Aku bangkit dari dudukku sembari menguncir rambut sebahuku yang sejak tadi tergerai karena basah.

Aku menggendong Sanjaya putra kami yang baru berusia satu tahun, meninggalkan mereka tanpa sepatah kata pun. Aku masih kesal dengan Mas Pras yang semalam tidak pulang.

Pulang-pulang justru membawa perempuan, istri mana yang tidak kesal coba?

“Kami mau menikah, Mbak!” seru Hani saat merasa kehadirannya tidak kuhiraukan.

Langkah kakiku terhenti, mataku rasanya panas. Dengan seenaknya mengatakan ingin menikah tanpa memikirkan perasaanku.

Aku melanjutkan langkah kakiku, rasanya berat tapi aku berusaha menyeretnya.

“Niken!” panggil Mas Pras dengan suara lantang.

“Aku mau menidurkan Sanjaya dulu, tidak baik ini didengar putraku,” jawabku sembari membuka pintu kamar.

Aku menidurkan Sanjaya, menatap bayi mungil berparas tampan.

“Bobok yang nyenyak ya sayang, ibu ada urusan sebentar,” kataku sembari mencium kening Sanjaya.

Aku berjalan seraya berusaha menata hati, agar siap mendengarkan kabar dari suamiku.

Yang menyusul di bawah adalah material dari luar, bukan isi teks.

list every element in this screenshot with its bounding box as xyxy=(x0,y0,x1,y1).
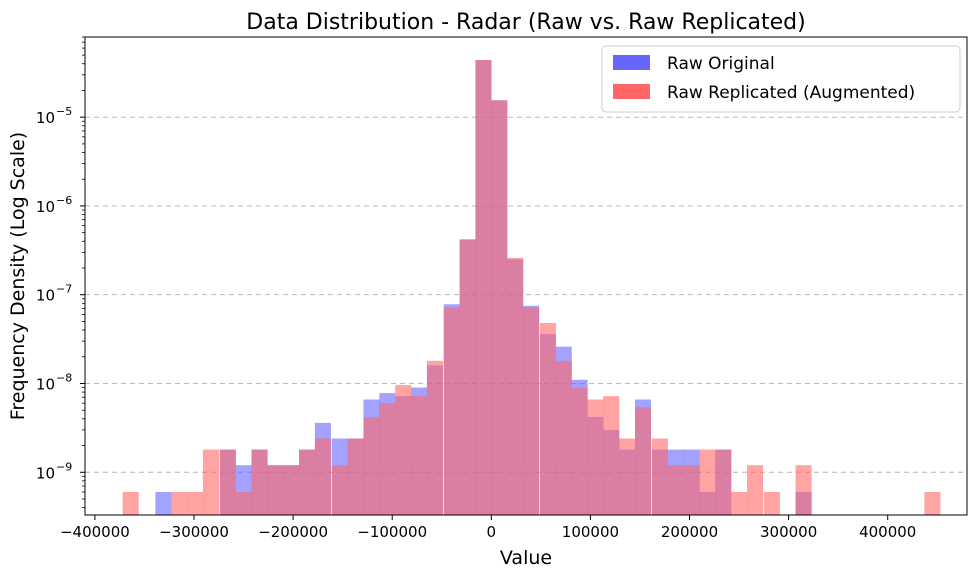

Aku duduk di depan Mas Pras yang sedang asyik bercanda dengan Hani.

Hani duduk tegak setelah sejak tadi bergelayutan manja, ia tersenyum manis kepadaku. Seolah tidak memiliki salah apa pun kepadaku, Benar-benar wanita tidak tahu malu.

“Aku ingin ceraikanmu,” kata Mas Pras dengan enteng.

Aku menatap kedua mata Mas Pras tanpa berkedip, tubuhku sekan membeku mendengar kata talak itu. Lama-lama hatiku semakin memanas, aku tak mampu meredam percikan bara api yang membara di hatiku.

“Kamu mau menceraikanku?!” ucapku dengan bibir bergetar.

Aku tak percaya mulut suamiku itu dengan gampang melontarkan kata cerai. Setelah dua tahun bersama menjalani hiruk pikuk rumah tangga.

“Ya, kecuali kau mengizinkan aku menikah dengan Hani,” katanya dengan merangkul perempuan di sebelahnya.

Aku mengambil gelas yang ada di depanku, lalu kusiramkan di wajah perempuan itu.

“Kau tidak punya harga dirikah?” bentakku. Emosiku sudah meluap-luap sebenarnya ingin menjambak rambut lurus karena rebonding.

“Niken! Jaga omongan dan kelakuan kamu!” bentaknya sembari mengusap wajah Hani yang basah.

“Mas, kenapa istrimu ini sangat kasar?” katanya dengan suara yang manja yang dibuat-buat sampai aku ingin muntah.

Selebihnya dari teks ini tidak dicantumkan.